I have designed an H-bridge circuit using IR4110 Mosfets. Q1 and Q4 are OFF, Q2 and Q3 are conducting. Gate of Q1 is left floating. Q2 being high side, its gate is connected to Vcc + 12v. Gate of Q3 is connected to PWM signal (12v square wave 15kHz, 70% duty cycle) for motor speed control through a 10 ohm resistor. Gate of Q4 is grounded through 10ohm resistor. All MOSFETs have 10k resistor between their gate and source, though it is not shown in the diagram.
Now, when gate of Q3 is high, it conducts, but at the same time Q1 also conducts for a brief moment, causing shoot-through and heating up Q1. When I hooked up the gate pin and source pin of Q1 to a DSO, it is observed that Vgs of Q1 goes above its Vgs threshold for a brief moment, turning it ON, which is undesired. The exact reason is unclear.
This never happens for IR4115 MOSFETs, which I am currently using without any such problems. Maybe it is because Vgs threshold of 4115 is higher than that of 4110.
Any explanation or suggestions for design modification will be highly appreciated

 

Gate of Q1 is left floating

If you leave the gate of a MOSFET floating then it may conduct or it may be off or it might fluctuate between on and off. The gate has a very resistance so any leakage or pickup from nearby signals can switch the MOSFET if you want it to be off connect the gate to 0V.

 

If you leave the gate of a MOSFET floating then it may conduct or it may be off or it might fluctuate between on and off. The gate has a very resistance so any leakage or pickup from nearby signals can switch the MOSFET if you want it to be off connect the gate to 0V.

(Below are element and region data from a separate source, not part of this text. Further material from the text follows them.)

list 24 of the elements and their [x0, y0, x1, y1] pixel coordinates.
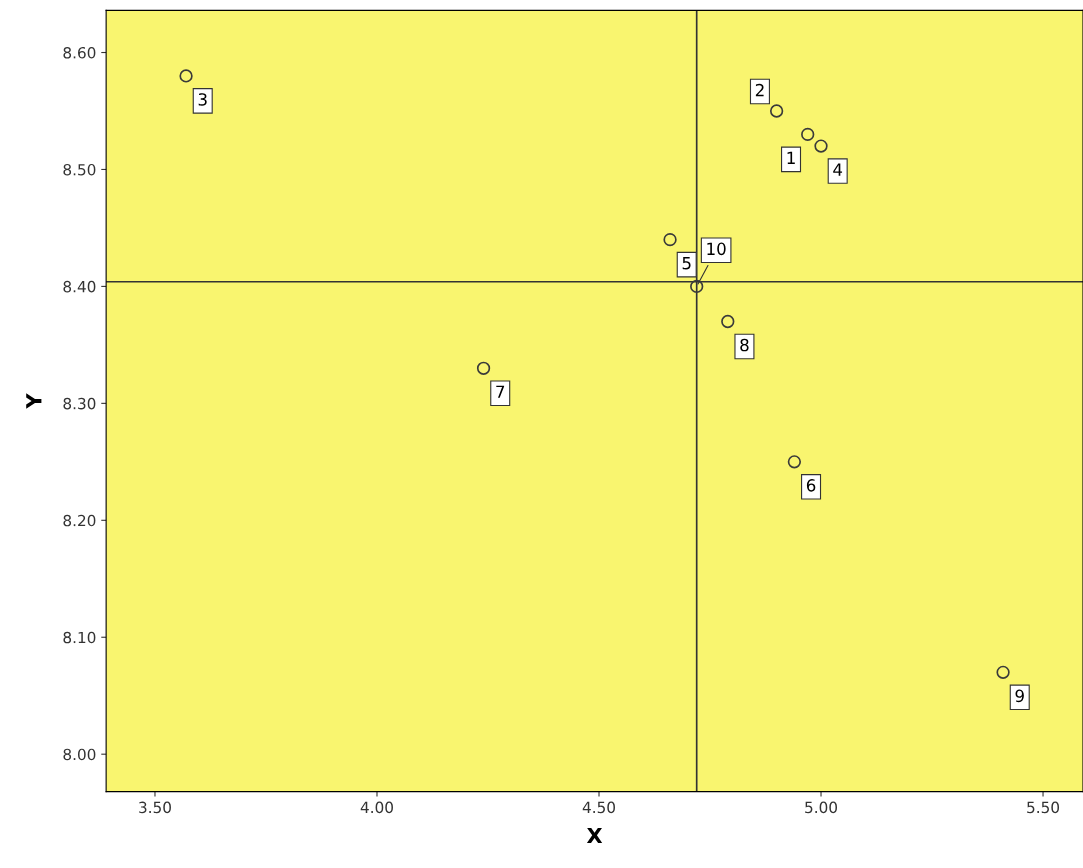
- annotation: 2: [755, 83, 764, 97]
- y-tick-label: 8.20: [63, 514, 96, 527]
- annotation: 4: [833, 163, 843, 176]
- annotation: 9: [1015, 689, 1024, 703]
- x-tick-label: 3.50: [139, 801, 171, 814]
- y-tick-label: 8.40: [63, 280, 96, 293]
- annotation: 6: [806, 479, 816, 492]
- annotation: 8: [740, 338, 749, 352]
- annotation: 7: [496, 385, 505, 398]
- annotation: 1: [787, 151, 795, 164]
- y-tick-label: 8.00: [63, 748, 96, 761]
- annotation: 3: [198, 93, 207, 106]
- y-tick-label: 8.30: [63, 397, 96, 410]
- annotation: 5: [682, 257, 691, 270]
- y-tick-label: 8.60: [63, 46, 96, 59]
- x-tick-label: 5.00: [805, 801, 838, 814]
- y-axis-title: Y: [26, 393, 42, 409]
- y-tick-label: 8.10: [63, 631, 96, 644]
- annotation: 10: [707, 242, 726, 256]
- x-tick-label: 4.00: [360, 801, 393, 814]
- x-tick-label: 4.50: [582, 801, 615, 814]
- x-tick-label: 5.50: [1027, 801, 1060, 814]
- y-tick-label: 8.50: [63, 163, 96, 176]
- x-axis-title: X: [586, 827, 603, 844]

Hi thanks for the reply, all mosfets have 10k resistor between gate and source (not indicated in the diagram though), so that Vgs is 0v in the absence of signal. It is not a good idea to directly ground high side gates, as Vgs might go well below its maximum negative limit

 

Does your gate drive generate dead band timing, thats what is normally used
to insure no overlap occurs.

Notice PH1 and PH2 do not overlap, in this configurator for PWM one sets the number of
clocks both phases of PWM are off.



Regards, Dana.

 

In my design the the top MOSFET Q1 is simply kept OFF when the lower MOSFET Q3 is driven by PWM. So there is no overlapping or deadtime issue

 

the 4110 is a huge gate C, and that is reflected in turn off
delay and other timing. And timing is speced with Rg =
2.6 ohms. So your 10 ohms will aggravate the switching speed
issues.

Very challenging design, and the 4115 may be working as it
has substantially lower C....which tells us design margin may
be inadequate ....


Regards, Dana.

 

Vgs of Q1 goes above its Vgs threshold for a brief moment, turning it ON, which is undesired. The exact reason is unclear.

I'd guess Cgs and Cds play a part. As the load is inductive, flyback current through the FET body diode will cause heating of Q1.

 

Cgd is indeed the culprit.

Upon lowside MOSFET switching on you get a steep rise in upper ones Vds. This steps through Cgd and rises Vgs as you noticed on the scope.

The point is that 10 kohm pull down is far from enough to keep Vgs=0 dynamically, you need a much lower value.
You can try to even directly short G and S if nothing else makes this impractical.

Different MOSFETs may have different Cgd, threshold voltage, Cgs (the latter helps shunting disturbing current) and may seem to be working ok.

This is however only partially true, as you just learned, those are marginally working circuits, they depend from little controllable parameters.
Reliable design calls for taking care of these details.